Recent unrest amongst various public-sector industries in the U.K. has ballooned amid rising inflation and stagnating wages. The ongoing U.K. strikes appear to be a result of these issues, and to an extent, present a picture of the situations abroad and the need for aid.
Record Strike Action in Over 30 Years
Strikes seem to have almost become part of normal life in the U.K., with sectors engaging in industrial action ranging from public transportation to education, post services and health care. February’s strike of ambulance staff, nurses and physiotherapists marked the National Health Service’s most dramatic strike since its beginning 75 years ago. Yet, there is still no lasting solution in sight. Insufficient pay is the biggest reason for those taking part in strikes, as public-sector wages have not kept up with record-high inflation, which makes disposable income much tighter for those who work for government-controlled entities.
A Global Crisis
The ongoing cost of living crisis in the U.K., including sharp increases in the price of energy bills and food now at a 45-year high, is causing a lot of unrest within the country, but these problems are not unique to the developed world. If communities in one of the world’s wealthiest countries are struggling, it points to the harshness of the situation for those in low-and-middle-income countries. Inflation has been surging abroad also and is more likely to have devastating effects on communities that were struggling to attain basic life necessities before the price hikes. The U.N. estimated in the summer of 2022 that the increase in costs of food and energy will plunge an additional 71 million people into poverty, with forecasts suggesting that Sub-Saharan Africa and the Balkans could be two of the worst-affected regions.
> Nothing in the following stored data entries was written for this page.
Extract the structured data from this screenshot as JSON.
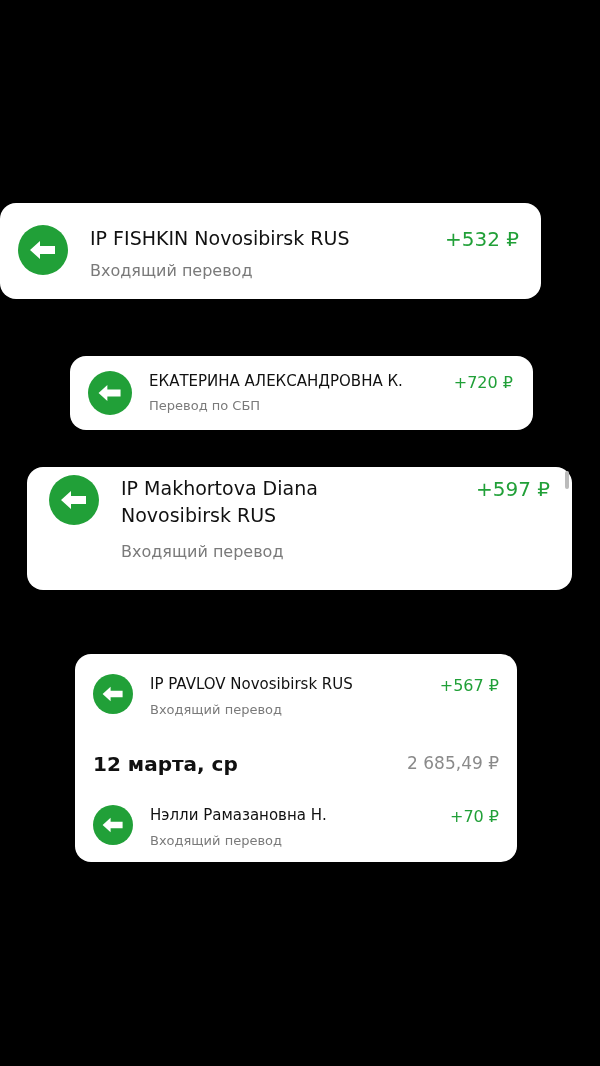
{
  "cards": [
    {
      "items": [
        {
          "kind": "transaction",
          "name": "IP FISHKIN Novosibirsk RUS",
          "description": "Входящий перевод",
          "amount": "+532 ₽"
        }
      ]
    },
    {
      "items": [
        {
          "kind": "transaction",
          "name": "ЕКАТЕРИНА АЛЕКСАНДРОВНА К.",
          "description": "Перевод по СБП",
          "amount": "+720 ₽"
        }
      ]
    },
    {
      "items": [
        {
          "kind": "transaction",
          "name": "IP Makhortova Diana Novosibirsk RUS",
          "description": "Входящий перевод",
          "amount": "+597 ₽"
        }
      ]
    },
    {
      "items": [
        {
          "kind": "transaction",
          "name": "IP PAVLOV Novosibirsk RUS",
          "description": "Входящий перевод",
          "amount": "+567 ₽"
        },
        {
          "kind": "date_header",
          "date": "12 марта, ср",
          "total": "2 685,49 ₽"
        },
        {
          "kind": "transaction",
          "name": "Нэлли Рамазановна Н.",
          "description": "Входящий перевод",
          "amount": "+70 ₽"
        }
      ]
    }
  ]
}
The Bleak Situation Abroad
In 2022, strikes in developing countries’ health sectors were also widespread, including in Zimbabwe, where the government passed a controversial bill limiting workers’ ability to strike in 2023. Poor pay and working conditions were the underlying reasons for the strikes, with similar situations in Asian countries such as Sri Lanka where poverty levels continue to increase.
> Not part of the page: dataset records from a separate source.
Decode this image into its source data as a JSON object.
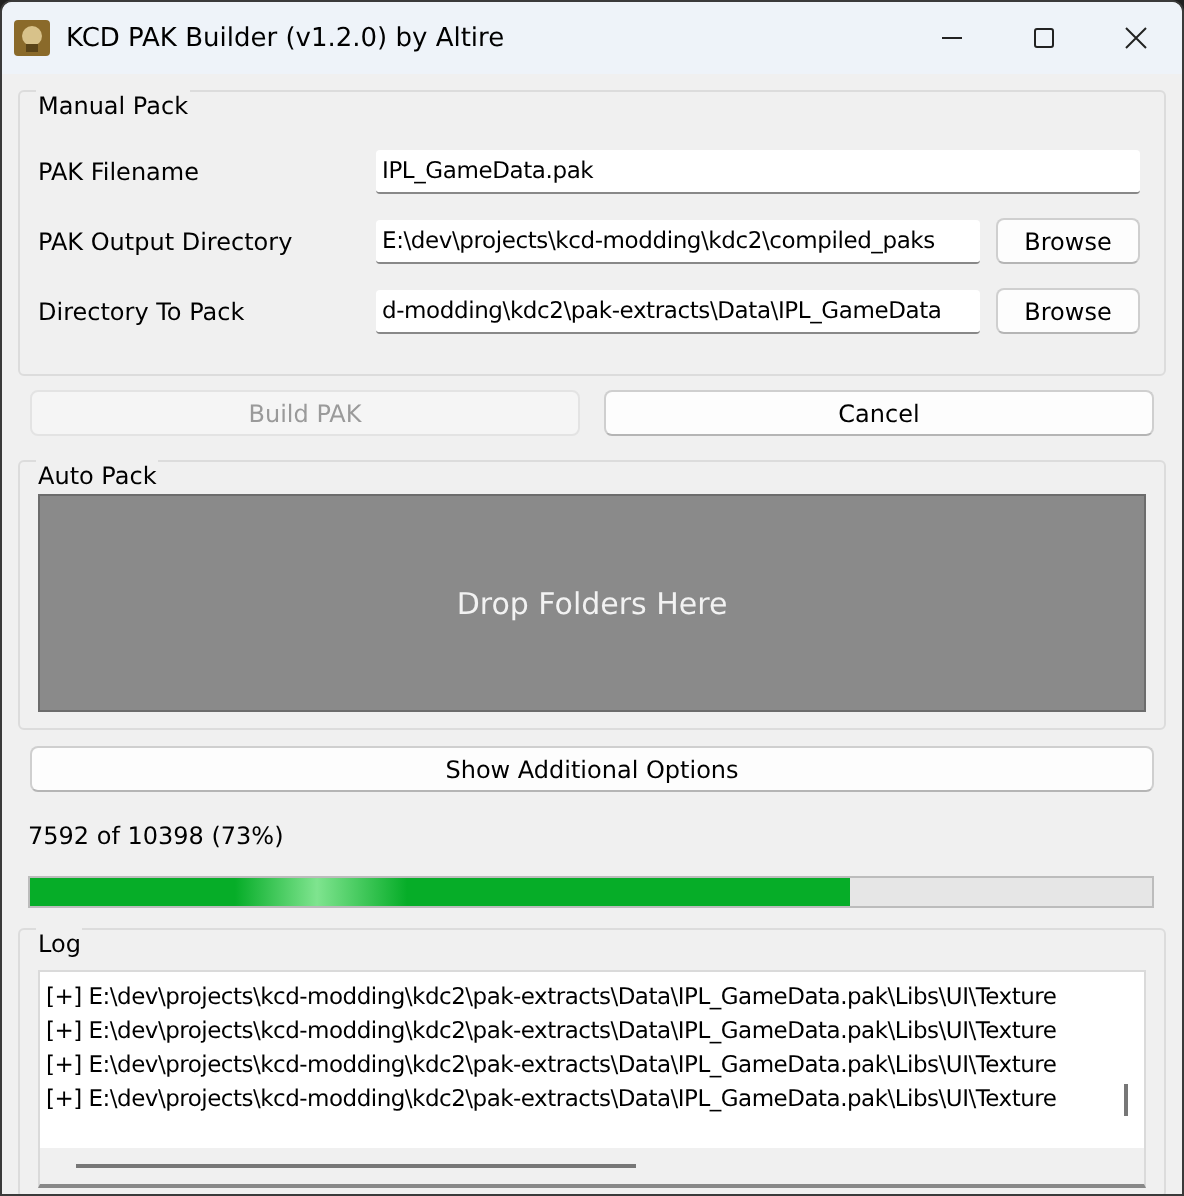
{
  "window": {
    "title": "KCD PAK Builder (v1.2.0) by Altire"
  },
  "manual_pack": {
    "title": "Manual Pack",
    "fields": [
      {
        "label": "PAK Filename",
        "value": "IPL_GameData.pak"
      },
      {
        "label": "PAK Output Directory",
        "value": "E:\\dev\\projects\\kcd-modding\\kdc2\\compiled_paks",
        "button": "Browse"
      },
      {
        "label": "Directory To Pack",
        "value": "d-modding\\kdc2\\pak-extracts\\Data\\IPL_GameData",
        "button": "Browse"
      }
    ]
  },
  "actions": [
    {
      "label": "Build PAK",
      "disabled": true
    },
    {
      "label": "Cancel",
      "disabled": false
    }
  ],
  "auto_pack": {
    "title": "Auto Pack",
    "drop_zone": "Drop Folders Here"
  },
  "options_button": "Show Additional Options",
  "progress": {
    "text": "7592 of 10398 (73%)",
    "level": 0.73
  },
  "log": {
    "title": "Log",
    "lines": [
      "[+] E:\\dev\\projects\\kcd-modding\\kdc2\\pak-extracts\\Data\\IPL_GameData.pak\\Libs\\UI\\Texture",
      "[+] E:\\dev\\projects\\kcd-modding\\kdc2\\pak-extracts\\Data\\IPL_GameData.pak\\Libs\\UI\\Texture",
      "[+] E:\\dev\\projects\\kcd-modding\\kdc2\\pak-extracts\\Data\\IPL_GameData.pak\\Libs\\UI\\Texture",
      "[+] E:\\dev\\projects\\kcd-modding\\kdc2\\pak-extracts\\Data\\IPL_GameData.pak\\Libs\\UI\\Texture"
    ]
  }
}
Why Maintaining Aid Is Essential
Delivering aid helps reduce political insecurity and the chance of conflict, which benefits all countries. Improving health standards abroad is also crucial for preventing the rise of global epidemics, such as the COVID-19 pandemic. There is also the potential for new markets to open in countries assisted by aid in the future. This is another economic opportunity for developed countries like the U.K. Finally, there is the opportunity to gain more soft power, or global political influence, through the maintenance of foreign aid. Improving existing friendships and partnerships can potentially result in positive outcomes for the countries involved. And developed countries working with less-developed nations in economically challenging times could be crucial for geo-political relations.
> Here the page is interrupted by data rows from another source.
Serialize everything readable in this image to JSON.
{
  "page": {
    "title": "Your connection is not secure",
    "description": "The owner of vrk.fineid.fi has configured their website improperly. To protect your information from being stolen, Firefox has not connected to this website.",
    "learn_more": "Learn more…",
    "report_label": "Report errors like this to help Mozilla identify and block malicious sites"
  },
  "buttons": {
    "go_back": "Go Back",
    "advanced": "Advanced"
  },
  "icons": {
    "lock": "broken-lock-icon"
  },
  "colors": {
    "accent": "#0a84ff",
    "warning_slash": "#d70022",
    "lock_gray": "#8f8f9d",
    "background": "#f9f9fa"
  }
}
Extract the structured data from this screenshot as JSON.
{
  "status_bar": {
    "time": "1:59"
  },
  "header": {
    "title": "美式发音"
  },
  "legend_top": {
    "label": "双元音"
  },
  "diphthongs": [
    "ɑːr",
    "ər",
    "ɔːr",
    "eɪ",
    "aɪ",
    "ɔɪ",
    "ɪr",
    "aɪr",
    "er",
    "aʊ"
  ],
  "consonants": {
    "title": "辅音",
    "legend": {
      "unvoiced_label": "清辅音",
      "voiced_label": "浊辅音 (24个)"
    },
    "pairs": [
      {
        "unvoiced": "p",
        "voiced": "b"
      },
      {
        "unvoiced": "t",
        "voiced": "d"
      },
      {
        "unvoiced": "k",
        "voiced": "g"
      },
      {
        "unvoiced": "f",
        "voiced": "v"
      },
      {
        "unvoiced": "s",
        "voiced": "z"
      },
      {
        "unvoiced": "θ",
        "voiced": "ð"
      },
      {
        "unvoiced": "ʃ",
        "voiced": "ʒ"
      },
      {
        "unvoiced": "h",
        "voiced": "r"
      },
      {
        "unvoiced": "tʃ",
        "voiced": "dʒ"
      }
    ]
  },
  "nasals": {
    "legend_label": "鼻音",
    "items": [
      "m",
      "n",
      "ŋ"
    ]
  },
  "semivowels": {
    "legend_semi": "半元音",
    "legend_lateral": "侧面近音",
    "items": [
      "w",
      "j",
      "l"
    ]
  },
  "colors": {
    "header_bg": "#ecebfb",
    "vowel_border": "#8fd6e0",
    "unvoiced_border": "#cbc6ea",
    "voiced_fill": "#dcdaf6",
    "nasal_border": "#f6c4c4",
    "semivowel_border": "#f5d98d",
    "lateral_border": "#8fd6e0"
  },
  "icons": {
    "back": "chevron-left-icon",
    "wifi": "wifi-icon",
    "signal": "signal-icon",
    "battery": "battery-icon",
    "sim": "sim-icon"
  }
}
In the face of ongoing strikes and rising living costs, the need for aid becomes evident not only within the U.K. but also in low-and-middle-income countries facing similar challenges. Reports suggest that providing foreign aid is essential for reducing political insecurity, preventing global epidemics and fostering economic opportunities for both developed and developing nations. It also presents an opportunity to strengthen global partnerships and promote positive geo-political relations in economically challenging times.